Daily newspaper Jyllands-Posten has been forced to hire security guard to protect employees from angry Muslims, after it printed a series of cartoons featuring the prophet Mohammed
Death threats have forced daily newspaper Jyllands-Posten to hire security guards to protect its employees, after printing twelve cartoons featuring the prophet Mohammed.
The newspaper has been accused of deliberately provoking and insulting Muslims by publishing the cartoons. The newspaper urged cartoonists to send in drawings of the prophet, after an author complained that nobody dared to illustrate his book on Mohammed. The author claimed that illustrators feared that extremist Muslims would find it sacrilegious to break the Islamic ban on depicting Mohammed.
Twelve illustrators heeded the newspaper's call, and sent in cartoons of the prophet, which were published in the newspaper earlier this month.
And the fallout?
The same day as the newspaper published the cartoons, it received a threatening telephone call against 'one of the twelve illustrators', as the caller said. Shortly afterwards, police arrested a 17-year-old, who admitted to phoning in the threat.
Since then, journalists and editors alike have received threats by email and the telephone. The newspaper told its staff to remain alert, but then decided to hire security guards to protect its Copenhagen office.
'Up until now, we have only had receptionists in the lobby. But we don't feel that they should sit down there by themselves, so we posted a guard there as well,' Juste said.
As always, the Muslims miss the point:
[Århus imam Raed Hlayhel] said he did not understand how such illustrations could be printed with reference to freedom of expression, when Denmark did not tolerate the slightest sign of anti-Semitism.
I'm not sure what the law is with regards to anti-Semitic satire in Denmark, but I think it's fair to say that it limits the call for the killing of Jews, but that's about it.

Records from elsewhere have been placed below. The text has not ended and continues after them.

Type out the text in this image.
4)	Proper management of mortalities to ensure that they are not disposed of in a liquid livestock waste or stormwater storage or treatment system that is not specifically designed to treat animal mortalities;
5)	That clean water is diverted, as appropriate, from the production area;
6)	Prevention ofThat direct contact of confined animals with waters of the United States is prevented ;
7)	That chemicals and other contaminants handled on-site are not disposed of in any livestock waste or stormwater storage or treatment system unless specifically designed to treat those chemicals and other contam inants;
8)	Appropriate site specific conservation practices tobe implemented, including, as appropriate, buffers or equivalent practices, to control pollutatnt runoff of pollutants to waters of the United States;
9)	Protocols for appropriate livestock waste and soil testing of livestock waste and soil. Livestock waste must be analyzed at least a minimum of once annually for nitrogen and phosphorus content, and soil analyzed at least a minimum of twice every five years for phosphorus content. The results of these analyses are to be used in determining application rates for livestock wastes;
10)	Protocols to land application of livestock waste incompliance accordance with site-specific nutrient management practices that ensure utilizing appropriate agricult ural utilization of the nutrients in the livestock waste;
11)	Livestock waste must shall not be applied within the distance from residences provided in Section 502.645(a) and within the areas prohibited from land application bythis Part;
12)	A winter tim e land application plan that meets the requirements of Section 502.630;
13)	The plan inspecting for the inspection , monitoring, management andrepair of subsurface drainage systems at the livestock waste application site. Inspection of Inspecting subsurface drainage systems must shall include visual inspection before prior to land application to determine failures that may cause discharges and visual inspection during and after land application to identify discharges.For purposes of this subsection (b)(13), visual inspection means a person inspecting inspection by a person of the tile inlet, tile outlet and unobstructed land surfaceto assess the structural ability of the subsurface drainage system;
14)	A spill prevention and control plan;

Unless the imam is talking about the limit on Nazi imagery, which in many European countries is outlawed completely. Perhaps he thinks Nazism is just a flavour of anti-Semitism.
The point he is missing, of course, is that satirical cartoons offensive to Jews and Christians have been created by Danish cartoonists and published. Muslims are not a special case because they're being satirized. They are a special case because of their reaction to satire.
Take Danish cartoonist Julius Hansen, who has done cartoons sure to annoy or offend Christians, Jews, and Muslims.
And finally Muslims:
So what's the real difference? Like I've said before, the real difference is captured in the last cartoon. The last cartoon would never make sense with Christian or Jewish figures crouched behind the wall with their fingers in their ears. That difference is why this newspaper is hiring security guards, and not just girding itself to be on the receiving end of an angry letter writing campaign.
Many Muslims, perhaps most, think theirs is a special case, and that any offense is a priori unjustified, and that the only response to a perceived offense is violent one. Many, if not most, believe that a violence response is justified by their faith.
That is simply not the case with most Christians and Jews when it comes to being offended. Those that do think this way are not just categorized as the most extreme fringe, but by and large considered outcasts altogether.
And until people like Imam Hlayhel understand that, and start to deal with it, Muslims will always seem to be on the receiving end of special treatment in return.